The world was against me. Out to get me. Hates me.
It ate my notes, it broke my computer, and more importantly, it broke my spirit.
Months go by. Then years fly by. I find myself busy with other things, other pass times, projects and people but that failed attempt at a book was still nagging at me. That hope of writing and publishing my book just would not go away. First the universe tried to kill it and then I tried to kill it by ignoring it and when neither worked, I remembered the old saying and I thought to myself “Hey Abby, the third time is always the charm! Go get your laptop – and back things up this time!” And that’s what I did, fully expecting this is be just as hard and just as miserable as my previous two attempts. But I wrote that book with all of my heart and soul. I thought long and hard about what to call it, and because I was asking people to listen to me for a minute, in an effort to learn how to better listen to themselves, I titled this book "Shut the F*** Up". That tid bit was not shared with the children as far as I know. STFU was edited, its cover was designed, I, along with a small support team, got it all primped and ready and sent it out to 50 or so publishers. It was such an exciting time, full of endless possibility, and I don’t recall a time in which I ever had more hope. I was finally doing it. I was finally accomplishing not only a HUGE goal – but also a dream.
It's Not Rejection... It's Just Not Right...

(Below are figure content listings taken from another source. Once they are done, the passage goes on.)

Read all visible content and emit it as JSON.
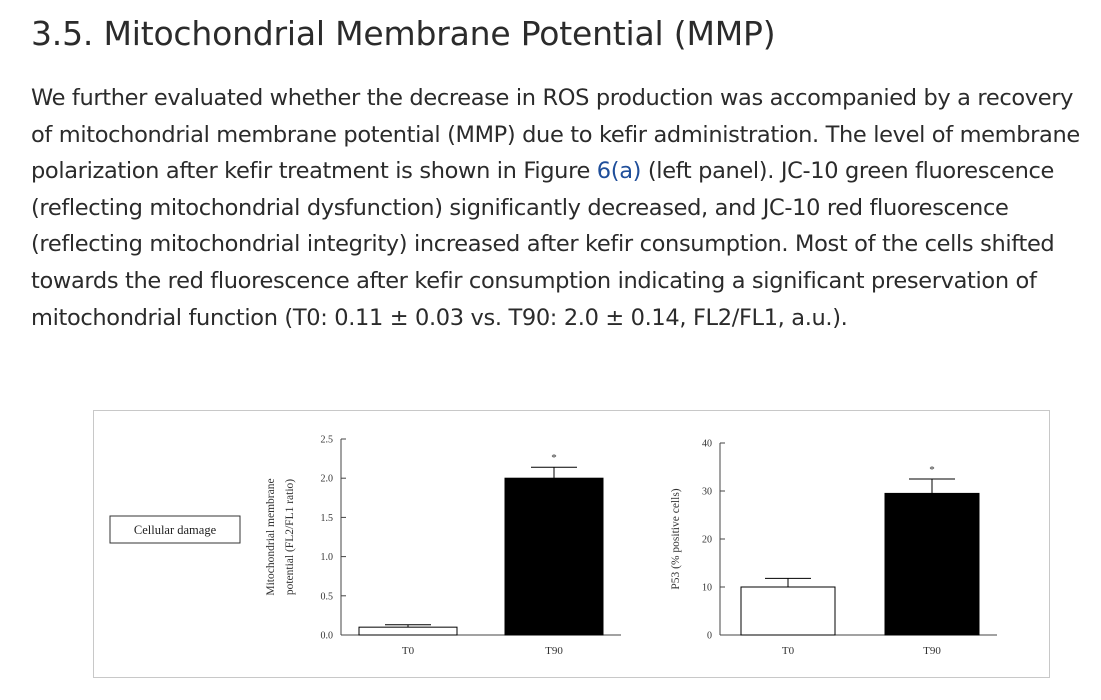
{
  "section": {
    "heading": "3.5. Mitochondrial Membrane Potential (MMP)",
    "paragraph_before_link": "We further evaluated whether the decrease in ROS production was accompanied by a recovery of mitochondrial membrane potential (MMP) due to kefir administration. The level of membrane polarization after kefir treatment is shown in Figure ",
    "figure_link": "6(a)",
    "paragraph_after_link": " (left panel). JC-10 green fluorescence (reflecting mitochondrial dysfunction) significantly decreased, and JC-10 red fluorescence (reflecting mitochondrial integrity) increased after kefir consumption. Most of the cells shifted towards the red fluorescence after kefir consumption indicating a significant preservation of mitochondrial function (T0: 0.11 ± 0.03 vs. T90: 2.0 ± 0.14, FL2/FL1, a.u.)."
  },
  "figure": {
    "box_label": "Cellular damage"
  },
  "chart_data": [
    {
      "type": "bar",
      "categories": [
        "T0",
        "T90"
      ],
      "values": [
        0.1,
        2.0
      ],
      "errors": [
        0.03,
        0.14
      ],
      "significance": [
        "",
        "*"
      ],
      "bar_fills": [
        "#ffffff",
        "#000000"
      ],
      "ylabel": "Mitochondrial membrane potential (FL2/FL1 ratio)",
      "ylabel_lines": [
        "Mitochondrial membrane",
        "potential (FL2/FL1 ratio)"
      ],
      "ylim": [
        0,
        2.5
      ],
      "yticks": [
        "0.0",
        "0.5",
        "1.0",
        "1.5",
        "2.0",
        "2.5"
      ],
      "ytick_values": [
        0,
        0.5,
        1.0,
        1.5,
        2.0,
        2.5
      ]
    },
    {
      "type": "bar",
      "categories": [
        "T0",
        "T90"
      ],
      "values": [
        10,
        29.5
      ],
      "errors": [
        1.8,
        3.0
      ],
      "significance": [
        "",
        "*"
      ],
      "bar_fills": [
        "#ffffff",
        "#000000"
      ],
      "ylabel": "P53 (% positive cells)",
      "ylabel_lines": [
        "P53 (% positive cells)"
      ],
      "ylim": [
        0,
        40
      ],
      "yticks": [
        "0",
        "10",
        "20",
        "30",
        "40"
      ],
      "ytick_values": [
        0,
        10,
        20,
        30,
        40
      ]
    }
  ]
}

After only a few weeks I got my first reply back from a publisher. It was a no, but a very polite and actually very supportive one. They love what they read, but they couldn’t take this risk. (The title of the book.) Second and third replies come in wishing me great success but noting that no one has ever heard of me and this can’t be released with them. Fourth, fifth, ninth, tenth. All the same replies. It got to the point in which I was actually quite happy with the declines and the passes, because everyone LOVED my book! That was great news even though they couldn’t take a chance. I understood their reasoning and I was still very hopeful while awaiting the reply of the rest of the publishers. (A few of them asked me to change the title of the book and if I had they would have released it). Literally, not one publisher had a negative thing to say about the contents of my book. But they all passed on the project.

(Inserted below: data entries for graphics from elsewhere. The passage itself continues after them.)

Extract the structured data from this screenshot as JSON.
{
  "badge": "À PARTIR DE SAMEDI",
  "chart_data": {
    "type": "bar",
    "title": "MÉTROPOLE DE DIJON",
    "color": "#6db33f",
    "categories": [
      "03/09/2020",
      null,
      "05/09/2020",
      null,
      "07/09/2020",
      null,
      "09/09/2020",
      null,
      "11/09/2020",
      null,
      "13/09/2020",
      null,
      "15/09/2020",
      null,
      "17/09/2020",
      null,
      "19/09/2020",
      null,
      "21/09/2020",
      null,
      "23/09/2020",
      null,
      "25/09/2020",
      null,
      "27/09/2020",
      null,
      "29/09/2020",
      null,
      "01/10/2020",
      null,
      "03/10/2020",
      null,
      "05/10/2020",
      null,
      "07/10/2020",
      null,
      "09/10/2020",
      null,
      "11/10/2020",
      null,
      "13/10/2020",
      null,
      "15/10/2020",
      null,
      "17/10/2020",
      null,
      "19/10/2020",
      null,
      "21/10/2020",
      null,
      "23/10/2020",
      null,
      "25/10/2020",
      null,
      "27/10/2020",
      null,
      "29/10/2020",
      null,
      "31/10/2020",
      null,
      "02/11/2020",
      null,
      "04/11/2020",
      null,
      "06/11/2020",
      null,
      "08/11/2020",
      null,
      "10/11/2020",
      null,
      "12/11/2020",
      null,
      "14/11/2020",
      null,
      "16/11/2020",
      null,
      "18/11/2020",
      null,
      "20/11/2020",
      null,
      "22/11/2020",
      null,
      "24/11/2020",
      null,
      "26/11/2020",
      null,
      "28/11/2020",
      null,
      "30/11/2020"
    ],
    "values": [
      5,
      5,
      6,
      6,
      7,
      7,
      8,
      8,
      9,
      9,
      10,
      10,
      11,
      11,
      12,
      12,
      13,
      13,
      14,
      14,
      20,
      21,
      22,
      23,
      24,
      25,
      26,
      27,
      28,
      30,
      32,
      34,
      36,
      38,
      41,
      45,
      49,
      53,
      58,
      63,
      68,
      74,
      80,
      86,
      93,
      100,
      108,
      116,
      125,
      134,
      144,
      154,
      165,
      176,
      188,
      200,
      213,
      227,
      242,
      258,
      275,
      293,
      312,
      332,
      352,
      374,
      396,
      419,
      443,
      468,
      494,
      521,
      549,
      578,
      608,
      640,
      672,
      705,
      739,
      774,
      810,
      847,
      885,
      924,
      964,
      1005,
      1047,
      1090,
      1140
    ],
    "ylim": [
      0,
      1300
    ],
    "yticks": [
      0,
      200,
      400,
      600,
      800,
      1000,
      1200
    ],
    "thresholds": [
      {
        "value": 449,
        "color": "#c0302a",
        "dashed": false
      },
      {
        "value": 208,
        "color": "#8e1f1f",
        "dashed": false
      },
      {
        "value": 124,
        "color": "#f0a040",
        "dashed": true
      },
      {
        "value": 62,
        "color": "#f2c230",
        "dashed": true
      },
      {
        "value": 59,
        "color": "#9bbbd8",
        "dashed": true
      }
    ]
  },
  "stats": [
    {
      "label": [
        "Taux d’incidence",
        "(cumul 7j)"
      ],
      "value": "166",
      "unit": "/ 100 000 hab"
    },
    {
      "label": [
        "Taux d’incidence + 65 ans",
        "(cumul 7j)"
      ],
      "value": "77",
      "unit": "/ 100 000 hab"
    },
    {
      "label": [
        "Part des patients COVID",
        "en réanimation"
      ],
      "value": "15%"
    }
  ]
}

Where did that leave me? I felt like… big deal! I finally wrote the book. People love the book. And NO ONE is ever going to get a copy. But it only takes one little break for something to work. And it was in that time that I was guided by other authors to forming a partnership with CreateSpace (owned by Amazon) as they had. If no one else would publish my book, finally now, I could with the support of Amazon and CreateSpace. As my publisher they print copies of my books on demand whenever someone wants one, they advertise it, sell it online, track my sales for me, and the best part – they pay me royalties.
This partnership has worked for years and they are preparing to publish my second book in just a few short months.

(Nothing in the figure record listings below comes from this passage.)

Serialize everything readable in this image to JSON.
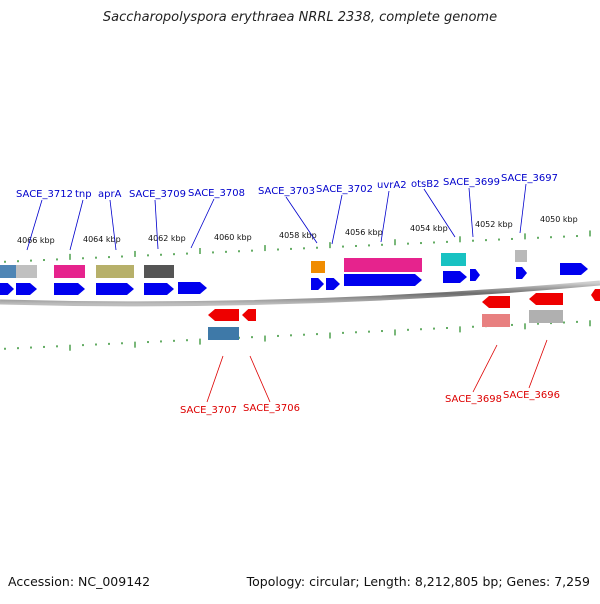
{
  "title": "Saccharopolyspora erythraea NRRL 2338, complete genome",
  "footer": {
    "accession": "Accession: NC_009142",
    "summary": "Topology: circular; Length: 8,212,805 bp; Genes: 7,259"
  },
  "kbp_ticks": [
    "4066 kbp",
    "4064 kbp",
    "4062 kbp",
    "4060 kbp",
    "4058 kbp",
    "4056 kbp",
    "4054 kbp",
    "4052 kbp",
    "4050 kbp"
  ],
  "forward_labels": [
    "SACE_3712",
    "tnp",
    "aprA",
    "SACE_3709",
    "SACE_3708",
    "SACE_3703",
    "SACE_3702",
    "uvrA2",
    "otsB2",
    "SACE_3699",
    "SACE_3697"
  ],
  "reverse_labels": [
    "SACE_3707",
    "SACE_3706",
    "SACE_3698",
    "SACE_3696"
  ],
  "colors": {
    "forward_label": "#0000cc",
    "reverse_label": "#dd0000",
    "forward_gene": "#0000ee",
    "reverse_gene": "#ee0000",
    "backbone": "#888888",
    "tick": "#228822"
  }
}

The moral of this tale of personal and professional challenges, aside from backing up important information on your computers, is to know in your heart, that if it’s something you love and have passion for, you should never, under any circumstance, stop doing it. Always try, and then try harder to accomplish your goals and dreams. Always pursue the only success that really matters – being happy.
Children are the Future
I did check in with my teacher friend and was informed the children in the schools program were grateful for the time I spent sharing the story with them, and they seemed pleased to be able to say that they, with the help and guidance of their teachers, were able to accomplish the very same goal that I found so elusive for so long.
All I wanted to do was help people, but saying "Shut the F*** Up" was the hardest thing I ever took on in my life. I am proud today that the book is released and still being sold through various retailers but I might be even more proud to know that I inspired just one young person to stick to their guns, follow their dreams, and accomplish their goals, even more than I am proud of accomplishing my own. It is, after all, when you are able to share your passion that it is able to most flourish.